Tuesday, June 22, 2021

Ezekiel 16's Adulterous Wife

Ezekiel 16 describes an allegorical scenario similar to one referenced in Hosea 2 (a passage I have already addressed [1]) where an adulterous wife, representing idolatrous Israel, is stripped naked before being executed for her offense.  This treatment of adulterous wives is a recorded historical practice in other ancient societies, which might lead some to wonder if Ezekiel 16 condones or prescribes forced nudity as punishment for certain sexual offenses.  There is one case where involuntary nudity is part of a punishment authorized and prescribed by the Bible, but it is a very specific situation that does not apply in the context of the Biblical punishment for adultery.

By Biblical standards, it is unjust to degrade someone by exposing their full body against their will as a punishment for a crime.  The penalty for adultery is mere execution for both parties (Leviticus 20:10, Deuteronomy 22:22); neither the offending man nor the offending woman are to be psychologically tortured by having their nude bodies displayed against their wills.  The punishment is death alone, not any kind of humiliation or pre-execution torture of any kind.  Now, the reason is not because seeing nudity is morally erroneous on the part of anyone witnessing the execution, but because it is unjust to degrade criminals (Deuteronomy 25:3), especially in the name of justice.

Nudity itself is not the issue with this manner of punishment, of course.  The naked body is utterly nonsinful on its own [2]!  Even if nudity itself was sinful, a person would not be sinning by having their nude body exposed against their will, as they would not have consented to removing their clothing (compare how an engaged person is not treated as an adulterer or adulteress if he/she is raped in Deuteronomy 22:25-27).  The only context where involuntarily stripping someone partially or wholly naked is part of a Biblically sound criminal punishment is one where an application of Lex Talionis involves genital mutilation.

In the case of an assault that results in a genital mutilation of the victim, the offender would need to have his or her lower clothing removed in order for the same permanent injury to be inflicted on them, a punishment reserved only for assault with permanent injury (Exodus 21:22-24, Leviticus 24:17-22).  This is because permanent injury is prescribed a mirror permanent injury, not because forced nudity is prescribed forced nudity.  Involuntarily stripping someone naked in other punitive contexts is an act of assault that may or may not be sexual in nature, and thus it would likely deserve either a number of lashes, which can be assigned to miscellaneous crimes not given specific Biblical penalties, or financial damages, which are prescribed for general assault that does not inflict permanent mutilations on the victim (Exodus 21:18-19).
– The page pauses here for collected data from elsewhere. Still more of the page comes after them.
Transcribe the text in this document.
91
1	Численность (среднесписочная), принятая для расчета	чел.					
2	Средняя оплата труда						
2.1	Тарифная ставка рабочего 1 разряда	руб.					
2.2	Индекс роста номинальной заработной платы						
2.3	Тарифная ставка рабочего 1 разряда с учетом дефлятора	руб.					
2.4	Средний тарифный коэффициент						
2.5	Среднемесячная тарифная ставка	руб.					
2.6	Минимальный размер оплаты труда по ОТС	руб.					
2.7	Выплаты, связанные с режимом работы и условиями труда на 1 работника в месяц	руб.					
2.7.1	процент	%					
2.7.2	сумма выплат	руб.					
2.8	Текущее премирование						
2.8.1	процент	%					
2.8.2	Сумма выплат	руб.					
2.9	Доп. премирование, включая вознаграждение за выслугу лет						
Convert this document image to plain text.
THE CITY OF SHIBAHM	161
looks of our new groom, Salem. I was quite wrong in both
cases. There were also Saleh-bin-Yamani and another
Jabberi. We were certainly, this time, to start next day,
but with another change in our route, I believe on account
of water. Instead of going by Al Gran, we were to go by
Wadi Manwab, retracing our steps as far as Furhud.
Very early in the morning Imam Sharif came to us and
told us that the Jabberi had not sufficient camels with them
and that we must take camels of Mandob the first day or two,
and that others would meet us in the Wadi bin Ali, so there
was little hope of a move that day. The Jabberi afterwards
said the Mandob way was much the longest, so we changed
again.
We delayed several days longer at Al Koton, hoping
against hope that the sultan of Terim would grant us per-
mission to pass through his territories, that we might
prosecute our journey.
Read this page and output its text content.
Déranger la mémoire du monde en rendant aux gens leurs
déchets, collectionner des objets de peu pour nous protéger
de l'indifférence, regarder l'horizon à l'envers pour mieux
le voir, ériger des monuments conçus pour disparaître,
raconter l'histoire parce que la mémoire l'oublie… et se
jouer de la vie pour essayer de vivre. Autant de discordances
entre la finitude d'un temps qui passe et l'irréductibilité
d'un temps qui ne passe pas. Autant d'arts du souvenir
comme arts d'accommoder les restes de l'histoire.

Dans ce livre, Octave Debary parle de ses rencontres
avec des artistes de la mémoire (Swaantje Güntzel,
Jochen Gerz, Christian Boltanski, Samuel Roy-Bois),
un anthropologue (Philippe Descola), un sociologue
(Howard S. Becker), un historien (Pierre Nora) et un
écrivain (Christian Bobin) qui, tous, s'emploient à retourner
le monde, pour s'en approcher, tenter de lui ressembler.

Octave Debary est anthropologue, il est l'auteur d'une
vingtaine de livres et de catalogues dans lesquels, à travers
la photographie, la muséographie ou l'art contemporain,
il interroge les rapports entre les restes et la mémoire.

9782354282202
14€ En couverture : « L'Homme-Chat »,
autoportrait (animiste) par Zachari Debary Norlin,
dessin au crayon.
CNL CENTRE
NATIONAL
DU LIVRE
Ezekiel 16's adulterous wife is nothing but an allegorical figure used to metaphorically predict what would befall Israel as God withheld protection due to idolatry.  The exact punishment given to her in the allegory is not meant to clarify or supercede anything about Deuteronomy 22:22.  It remains the case that the only time when uncovering someone's body against their will for the sake of Biblical justice is the aforementioned scenario of assault which leads to permanent genital injury.  Even here, making someone expose part or all of their body or stripping uncooperative offenders for the application of Lex Talionis is incidental.  Forced nudity (whether partial or full) is not part of the punishment; it is something that allows for the punishment to be precisely carried out.


[1].  https://thechristianrationalist.blogspot.com/2018/03/cerseis-punishment-and-hosea-23.html

[2].  https://thechristianrationalist.blogspot.com/2017/07/the-naturalness-of-nudity.html

1 comment:

  1. Naturism/Nudism & Human Nudity were likely more common & de rigueur or of little importance in ancient times, even in “the holy lands,” than modern folk — inundated by hollywood conditioning on behalf of the clothing industries which largely funds/fuels hollywood as an advertising vehicle ( aside from big tobacco & big ethanol et al ) — might ever imagine. Clothes are expensive; in ancient times, getting them dirtier more often ( without paved roads, with dirt-mortar build homes often without floor tiles, & sans daily public works crews or common domestic plumbing ) would require constant cleaning ( without convenient laundromats or in-home washers&dryers ) which just isn’t practical rationally. Being stripped of one’s vanities — or ill gotten gain — seems like a more logical reason to strip a criminal of their clothing, much like today’s jailers remove & hold an Arrested’s contraband or precious belongings, not because being seen Nude or seen Naked was such a big deal for either gender.